Two artists encourage you to enter your work into competitions and to explore other ways to have your work seen.
Since you spend so much time and energy creating works of art, it seems sensible to put it out there for other people to enjoy. If you want to be serious about your artistic activities, you should develop your curriculum vitae by showing your works in juried exhibitions. Juried shows are usually fund-raising activities for art organizations, galleries, educational institutions, or community groups. They typically select only some of submitted works. It is an affirmation of your labors when a knowledgeable art scholar selects your work and doubly so when someone cares enough to buy it.
There are websites dedicated to letting you know about “call for entries” for juried shows. Opportunities can also be found in local arts scene newspapers and websites. Or leave your email address at a few art groups and calls-for-entries will eventually find you. Most juried shows charge for submission and also take a sales commission if your work is sold.
Some exhibitions receive digital submissions via websites. You need to have a decent (clear not high res) closeup photograph of each work. Web submissions are nice because it reduces the number of trips you need to make to the gallery. Wide region shows will always use this digital approach so that only accepted pieces need to physically come to the gallery.
Local exhibitions may ask the submitters to bring the pieces being submitted to their location. Works not accepted must be picked up a few days later.
Tips for successful submission:
· Read the directions. If there are restrictions on the media, size, framing method, theme, etc., comply or don’t submit.
· Most jurors have a few basic criteria: the work should demonstrate a mastery of its medium and the work should be innovative, interesting and engaging. The juror will also curate a show that hangs well together and is itself interesting so the work will need to fit in with the other selected works.
· Read about the juror. She probably has a website where you might spot an affinity for a certain medium, style or aesthetic. If the juror is a gallery director, she may favor works that are likely to sell. However, if the juror is associated with a museum or university, she may be more focused on the difficulty and excellence of execution.
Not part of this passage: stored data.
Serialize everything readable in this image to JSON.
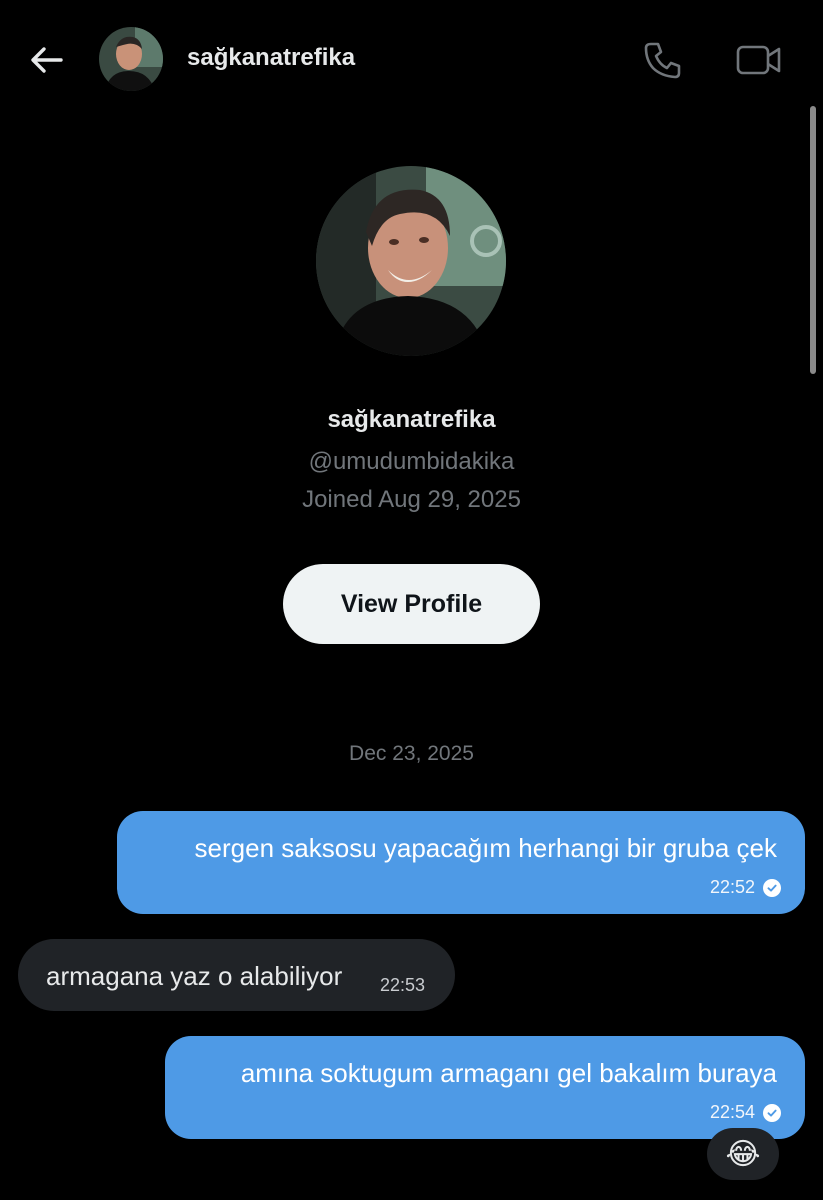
{
  "header": {
    "title": "sağkanatrefika",
    "back_icon": "arrow-left-icon",
    "call_icon": "phone-icon",
    "video_icon": "video-camera-icon"
  },
  "profile": {
    "name": "sağkanatrefika",
    "handle": "@umudumbidakika",
    "joined": "Joined Aug 29, 2025",
    "button_label": "View Profile"
  },
  "conversation": {
    "date": "Dec 23, 2025",
    "messages": [
      {
        "direction": "out",
        "text": "sergen saksosu yapacağım herhangi bir gruba çek",
        "time": "22:52",
        "status": "seen"
      },
      {
        "direction": "in",
        "text": "armagana yaz o alabiliyor",
        "time": "22:53"
      },
      {
        "direction": "out",
        "text": "amına soktugum armaganı gel bakalım buraya",
        "time": "22:54",
        "status": "seen",
        "reaction": "😂"
      }
    ]
  },
  "colors": {
    "background": "#000000",
    "outgoing_bubble": "#4e9ae6",
    "incoming_bubble": "#202327",
    "muted_text": "#71767b",
    "button_bg": "#eff3f4"
  }
}
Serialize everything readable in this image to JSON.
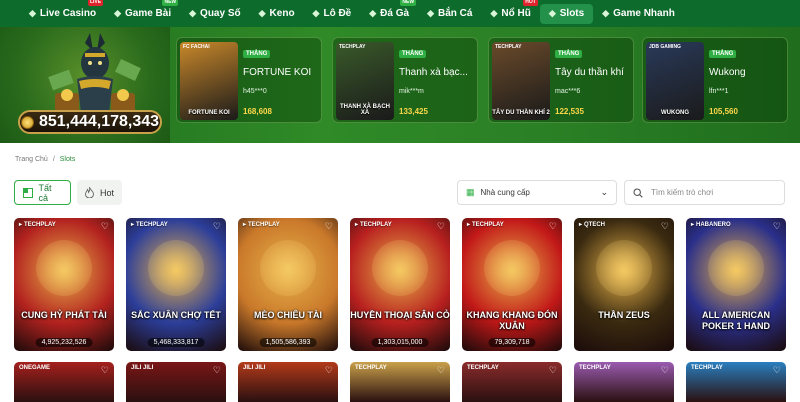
{
  "nav": {
    "items": [
      {
        "label": "Live Casino",
        "icon": "casino-chip-icon",
        "badge": "LIVE"
      },
      {
        "label": "Game Bài",
        "icon": "cards-icon",
        "badge": "NEW"
      },
      {
        "label": "Quay Số",
        "icon": "lottery-icon",
        "badge": ""
      },
      {
        "label": "Keno",
        "icon": "keno-icon",
        "badge": ""
      },
      {
        "label": "Lô Đề",
        "icon": "numbers-icon",
        "badge": ""
      },
      {
        "label": "Đá Gà",
        "icon": "rooster-icon",
        "badge": "NEW"
      },
      {
        "label": "Bắn Cá",
        "icon": "fish-icon",
        "badge": ""
      },
      {
        "label": "Nổ Hũ",
        "icon": "jar-icon",
        "badge": "HOT"
      },
      {
        "label": "Slots",
        "icon": "slots-icon",
        "badge": ""
      },
      {
        "label": "Game Nhanh",
        "icon": "rocket-icon",
        "badge": ""
      }
    ],
    "active": "Slots",
    "bg_color": "#0d6b2c"
  },
  "banner": {
    "jackpot": "851,444,178,343",
    "winners": [
      {
        "provider": "FC FACHAI",
        "thumb_caption": "FORTUNE KOI",
        "tag": "THẮNG",
        "game": "FORTUNE KOI",
        "user": "h45***0",
        "amount": "168,608"
      },
      {
        "provider": "TECHPLAY",
        "thumb_caption": "THANH XÀ BẠCH XÀ",
        "tag": "THẮNG",
        "game": "Thanh xà bạc...",
        "user": "mik***m",
        "amount": "133,425"
      },
      {
        "provider": "TECHPLAY",
        "thumb_caption": "TÂY DU THẦN KHÍ 2",
        "tag": "THẮNG",
        "game": "Tây du thần khí",
        "user": "mac***6",
        "amount": "122,535"
      },
      {
        "provider": "JDB GAMING",
        "thumb_caption": "WUKONG",
        "tag": "THẮNG",
        "game": "Wukong",
        "user": "lfn***1",
        "amount": "105,560"
      }
    ]
  },
  "breadcrumb": {
    "home": "Trang Chủ",
    "sep": "/",
    "current": "Slots"
  },
  "filters": {
    "all": "Tất cả",
    "hot": "Hot"
  },
  "provider_select": {
    "label": "Nhà cung cấp"
  },
  "search": {
    "placeholder": "Tìm kiếm trò chơi"
  },
  "games": [
    {
      "provider": "TECHPLAY",
      "title": "CUNG HỶ PHÁT TÀI",
      "amount": "4,925,232,526",
      "color": "#b3221f"
    },
    {
      "provider": "TECHPLAY",
      "title": "SẮC XUÂN CHỢ TẾT",
      "amount": "5,468,333,817",
      "color": "#2c3e9a"
    },
    {
      "provider": "TECHPLAY",
      "title": "MÈO CHIÊU TÀI",
      "amount": "1,505,586,393",
      "color": "#c9782a"
    },
    {
      "provider": "TECHPLAY",
      "title": "HUYỀN THOẠI SÂN CỎ",
      "amount": "1,303,015,000",
      "color": "#b8201f"
    },
    {
      "provider": "TECHPLAY",
      "title": "KHANG KHANG ĐÓN XUÂN",
      "amount": "79,309,718",
      "color": "#c21818"
    },
    {
      "provider": "QTECH",
      "title": "THẦN ZEUS",
      "amount": "",
      "color": "#3a2a10"
    },
    {
      "provider": "HABANERO",
      "title": "ALL AMERICAN POKER 1 HAND",
      "amount": "",
      "color": "#2a2f8a"
    }
  ],
  "games_row2": [
    {
      "provider": "ONEGAME",
      "color": "#a5201d"
    },
    {
      "provider": "JILI JILI",
      "color": "#7a1616"
    },
    {
      "provider": "JILI JILI",
      "color": "#b33a1a"
    },
    {
      "provider": "TECHPLAY",
      "color": "#c9a04a"
    },
    {
      "provider": "TECHPLAY",
      "color": "#8a2b2b"
    },
    {
      "provider": "TECHPLAY",
      "color": "#9a5bb0"
    },
    {
      "provider": "TECHPLAY",
      "color": "#2a7fc0"
    }
  ]
}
· You will probably be able to describe your work in the submission. Be sure to include the various techniques employed (e.g., dry point, aquatint, chine collé) and that it is archival and original (not giclée).
· Submit several pieces together if the show offers that opportunity at a reasonable price. One may catch the juror’s eye and the rest might help her appreciate the artist’s body of work. She is usually not informed of anything else about the submitter.
· For works on paper, mat and frame your work. A simple black frame with archival matting is fine. Expensive fancy or colored frames are likely to be as much a disadvantage as a cheap drugstore frame. It really should have a hanging wire rather than a saw tooth hanger. Non-archival mats are instantly recognizable to anyone familiar with original art. Plexiglass is recommended if the work is to be shipped. You can put all this together yourself or there are companies that can do it for you that are not too expensive. (One example is www.americanframe.com)
· At the show’s reception, ask the juror what she liked or didn’t like about your work.
· Don’t give up on your work or even a particular piece that you have confidence in. At any gallery the juror changes from show to show and the nature of each show changes as other works are selected.
You don’t need to limit yourself to juried shows. With a mini-proposal in hand you can find your own solo-show opportunity with perhaps a bigger audience than the galleries offer. These venues might include offices, restaurants, wineries, breweries, coffee shops, markets or other such private or public spaces. Find out if your chosen location displays art and to whom you should address your proposal. You can then send digital images of your work, your CV, and any other information about your show which will sell it. Include a suggested time period for hanging and a list of your questions about publicity, refreshments, and commissions.
And, of course, you can do as we have done — join a cooperative art gallery like the Washington Printmakers Gallery!